The Sand Mandala

sand-mandala

Sand painting is one of the oldest artistic traditions of Tibetan Buddhism,  called “Kultson Kyilkhor,” which means “mandala of colored sand powder.”  “Mandala” is a Sanskrit word meaning “cosmogram,” or “world in harmony.”  In Vajrayana Tibetan Buddhism, it is said that wherever a sand mandala is created, all sentient beings and the surrounding environment are blessed.  Whoever views the mandala experiences profound peace and great joy.  The colorfulness and harmony of the millions of sand particles in the mandala give a powerful message that we all can live in peace if each of us works in creating a little more space for others in our hearts.  It is said that children in particular, upon seeing the sand mandala, receive positive imprints that will germinate as sprouts of peace as they grow older.

The Purpose of a Sand Mandala
Sand-painted mandalas are used as tools for consecrating the earth and its inhabitants.  According to Tibetan Buddhist belief, all mandalas have outer, inner and secret meanings.  On the outer level they represent the world in its divine form; on the inner level they represent a map by which the ordinary human mind is transformed into an enlightened mind; and on the secret level they depict the primordially perfect balance of the subtle energies of the body and the clear light dimension of the mind.  The creation of a sand painting is said to effect purification and healing on all three levels.

The Mandala Construction Process
The monks begin the opening ceremony by consecrating the site of the mandala sand painting with approximately 30 minutes of chanting, music and mantra recitation. Immediately following, the monks begin to draw the lines for the design of the mandala on a base or table.  The artists measure out and draw the architectural lines using a straight-edged ruler, a compass and a white ink pen.  This is exacting work that takes about three hours to complete.

Throughout its creation, the monks pour millions of grains of sand from a funnel-shaped metal tool known as the “Chakpur.”  This funnel is filled with colored sand and is then rasped in order to release a fine stream of sand.  In ancient times, powdered precious and semi-precious gems were used instead of sand.  Thus, lapis lazuli would be used for the blue color, rubies for the red color, and so forth.  The artists begin at the center of the mandala and work outward.  The finished mandala is approximately four feet in diameter, and usually requires a week or so to complete.

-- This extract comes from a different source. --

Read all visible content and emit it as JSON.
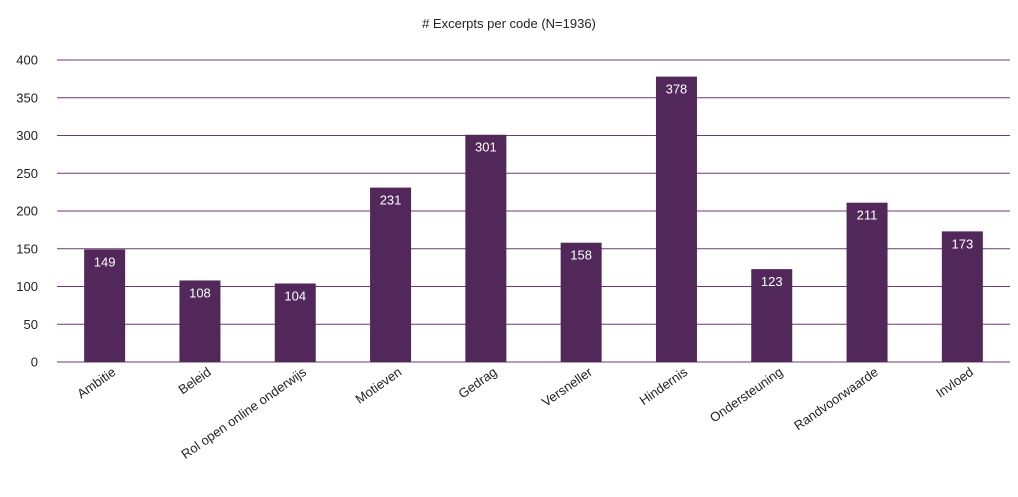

The Mandala Deconstruction Process
During the closing ceremony, the monks dismantle the mandala, sweeping up the colored sand to symbolize the impermanence of all phenomena. It is  a teaching to show that everything that exists has a beginning, a middle, and an end.  At this time, if requested, half of the sand is distributed to the audience as a blessing for personal health and healing.  The sand may either be kept in one’s home on the altar, or be dispersed around one’s yard as a protection for home and family.  The whole region, and in fact the whole earth, is said to be blessed by this process.